Il quadro che emerge da questi dati è il seguente: alcune grandi banche italiane sono effettivamente molto esposte verso il gruppo FIAT; in alcuni casi, la concentrazione del rischio creditizio ha raggiunto livelli elevati. il loro livello di patrimonializzazione non è certo brillante.
La situazione è quindi delicata, anche se non è il caso di alimentare inutili allarmismi. Ricordiamo che esiste una normativa che limita la concentrazione del rischio creditizio (Direttiva UE 92/121) in base alla quale una banca non può concedere ad un singolo debitore un credito che superi il 25% del suo patrimonio. Grazie a questa norma, domande del tipo "un'insolvenza della FIAT potrebbe far fallire qualche banca?" trovano ovviamente una risposta negativa (peraltro, sembra ragionevole chiedersi se il limite del 25% non sia troppo permissivo, dal momento che negli USA, per fare un esempio, è pari al 15%).
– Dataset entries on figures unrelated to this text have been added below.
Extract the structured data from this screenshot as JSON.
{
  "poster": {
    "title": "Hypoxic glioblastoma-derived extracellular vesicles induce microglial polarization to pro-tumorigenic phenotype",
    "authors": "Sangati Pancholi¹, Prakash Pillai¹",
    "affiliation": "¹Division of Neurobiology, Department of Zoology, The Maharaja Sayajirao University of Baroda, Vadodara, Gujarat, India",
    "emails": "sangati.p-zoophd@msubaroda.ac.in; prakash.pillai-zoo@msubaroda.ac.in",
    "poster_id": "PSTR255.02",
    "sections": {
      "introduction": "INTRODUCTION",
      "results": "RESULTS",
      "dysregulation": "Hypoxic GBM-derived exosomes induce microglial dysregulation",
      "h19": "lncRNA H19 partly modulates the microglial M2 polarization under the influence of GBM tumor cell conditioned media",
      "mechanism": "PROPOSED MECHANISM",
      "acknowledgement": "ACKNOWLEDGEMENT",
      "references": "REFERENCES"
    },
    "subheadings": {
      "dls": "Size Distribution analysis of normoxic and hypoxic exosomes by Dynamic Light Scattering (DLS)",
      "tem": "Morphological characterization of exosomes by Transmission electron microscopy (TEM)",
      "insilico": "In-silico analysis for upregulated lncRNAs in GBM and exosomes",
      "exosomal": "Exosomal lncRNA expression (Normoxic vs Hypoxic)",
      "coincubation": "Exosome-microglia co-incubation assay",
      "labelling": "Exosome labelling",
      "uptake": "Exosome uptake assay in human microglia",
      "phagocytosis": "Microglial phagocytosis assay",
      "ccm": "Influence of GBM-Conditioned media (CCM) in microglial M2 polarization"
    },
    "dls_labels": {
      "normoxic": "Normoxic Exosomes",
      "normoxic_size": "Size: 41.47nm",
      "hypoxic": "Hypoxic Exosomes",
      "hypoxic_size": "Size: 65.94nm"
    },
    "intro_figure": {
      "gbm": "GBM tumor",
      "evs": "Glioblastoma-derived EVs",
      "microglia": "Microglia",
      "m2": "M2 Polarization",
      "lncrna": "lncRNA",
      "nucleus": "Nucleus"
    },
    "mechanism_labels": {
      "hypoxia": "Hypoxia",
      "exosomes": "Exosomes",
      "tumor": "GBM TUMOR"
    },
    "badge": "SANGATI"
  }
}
Piuttosto, è plausibile che l'eventuale iscrizione in bilancio di forti perdite sui crediti alla FIAT indebolisca ulteriormente la situazione patrimoniale - già poco soddisfacente - di alcune banche, ponendole in difficoltà nel rispetto dei ratios patrimoniali obbligatori.
Possiamo da ciò dedurre che un intervento pubblico sia auspicabile? Credo di no. Anzi, il caso FIAT dovrebbe essere trattato, per quanto attiene alle sue implicazioni finanziarie, come gli altri casi di financial distress: lasciando che le parti - debitore e creditori si accordino su un piano di ristrutturazione del debito e di rilancio industriale, senza forzarle verso soluzioni particolari e senza porre oneri impropri a carico del settore pubblico. Lasciamo che i manager delle banche creditrici si prendano le loro responsabilità. Risponderanno ai loro azionisti in caso di perdite sui crediti FIAT talmente rilevanti da richiedere eventualmente una ricapitalizzazione (di alcune) delle banche stesse. Un salvataggio a carico del settore pubblico creerebbe l'aspettativa di interventi analoghi in futuro, riducendo l'incentivo delle banche a valutare attentamente il merito di credito di tutti i debitori, anche di quelli del calibro della FIAT.